Na região agrícola de Haryana, no noroeste do país, as castas camponesas "jat" mantiveram durante séculos um sistema de conselhos rurais que se dedicam a praticar a justiça alheia à polícia e aos tribunais e reivindicam uma legitimidade paralela.

Porém, suas decisões se baseiam em tradições que aos olhos do judiciário indiano e da imprensa urbana são consideradas inaceitáveis, como os "crimes de honra", a proibição de casamentos entre pessoas do mesmo povoado e exílio para quem descumprir as leis.

O septuagenário Randhir Singh é o chefe do "khap panchayat" ("conselho de casta") de Meham, o "Chaubisi Ka Chabutra" ("Palanque dos 24"), uma congregação nascida há séculos para proteger 24 povoados em caso de guerra ou agressões militares.
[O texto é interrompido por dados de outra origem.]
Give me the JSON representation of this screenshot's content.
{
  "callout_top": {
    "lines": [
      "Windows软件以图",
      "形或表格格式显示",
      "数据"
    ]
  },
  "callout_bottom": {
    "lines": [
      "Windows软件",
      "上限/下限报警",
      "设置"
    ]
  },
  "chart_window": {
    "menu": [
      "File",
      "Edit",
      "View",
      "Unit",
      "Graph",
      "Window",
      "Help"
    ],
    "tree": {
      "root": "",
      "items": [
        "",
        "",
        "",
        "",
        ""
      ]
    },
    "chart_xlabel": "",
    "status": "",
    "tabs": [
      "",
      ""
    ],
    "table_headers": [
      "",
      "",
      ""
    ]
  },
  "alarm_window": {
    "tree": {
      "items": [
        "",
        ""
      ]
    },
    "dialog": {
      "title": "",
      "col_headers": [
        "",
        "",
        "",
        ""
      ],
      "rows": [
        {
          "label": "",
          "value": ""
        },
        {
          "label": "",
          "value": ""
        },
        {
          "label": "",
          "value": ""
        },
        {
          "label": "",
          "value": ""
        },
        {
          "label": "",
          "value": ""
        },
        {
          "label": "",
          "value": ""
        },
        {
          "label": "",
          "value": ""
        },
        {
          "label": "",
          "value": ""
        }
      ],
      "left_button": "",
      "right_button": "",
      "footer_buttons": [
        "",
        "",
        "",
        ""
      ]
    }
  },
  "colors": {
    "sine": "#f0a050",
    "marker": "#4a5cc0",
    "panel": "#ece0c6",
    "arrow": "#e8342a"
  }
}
Com o tempo, mais aldeias foram incorporadas à organização, que hoje é a maior da Índia e que para os "jat" funciona como um Tribunal Supremo, com a particularidade que seus conselhos auxiliam até cinco mil pessoas e que não há lei escrita.

No rígido e hierárquico sistema hindu de castas, ainda muito presente nas zonas rurais, a tradição manda que o casamento seja arranjado pelas famílias dos noivos, que levam em conta fatores tanto sociais como econômicos e religiosos.

As regras "jat" sobre o casamento estão entre as mais duras da Índia, e se baseiam em um complexo sistema de linhagens, os "gotras", que são 2.700 insígnias que marcam os descendentes de um suposto e distante antepassado comum.

Cada pessoa é portadora de um "gotra", e para os "jat" casar-se com alguém da mesma linhagem equivale ao incesto: "Para nós, o gotra é o sangue! Quando alguém não respeita estes princípios, o que faz é sujar a sociedade", exclamou.

Mas Singh e seus ajudantes negam a maior acusação: "Não somos nós que matamos. Quando duas pessoas se casam por amor, a família da moça se sente desonrada e decide matar o casal. Eles matam, não nós", se defendeu o chefe, vestido com um gorro de lã e um xale grande.

De vez em quando, os jornais indianos publicam algum caso de assassinato de um casal por razões relacionadas ao sistema de "gotras", mas também por casamentos entre castas diferentes ou, simplesmente, porque os noivos eram do mesmo povoado, o que também é proibido.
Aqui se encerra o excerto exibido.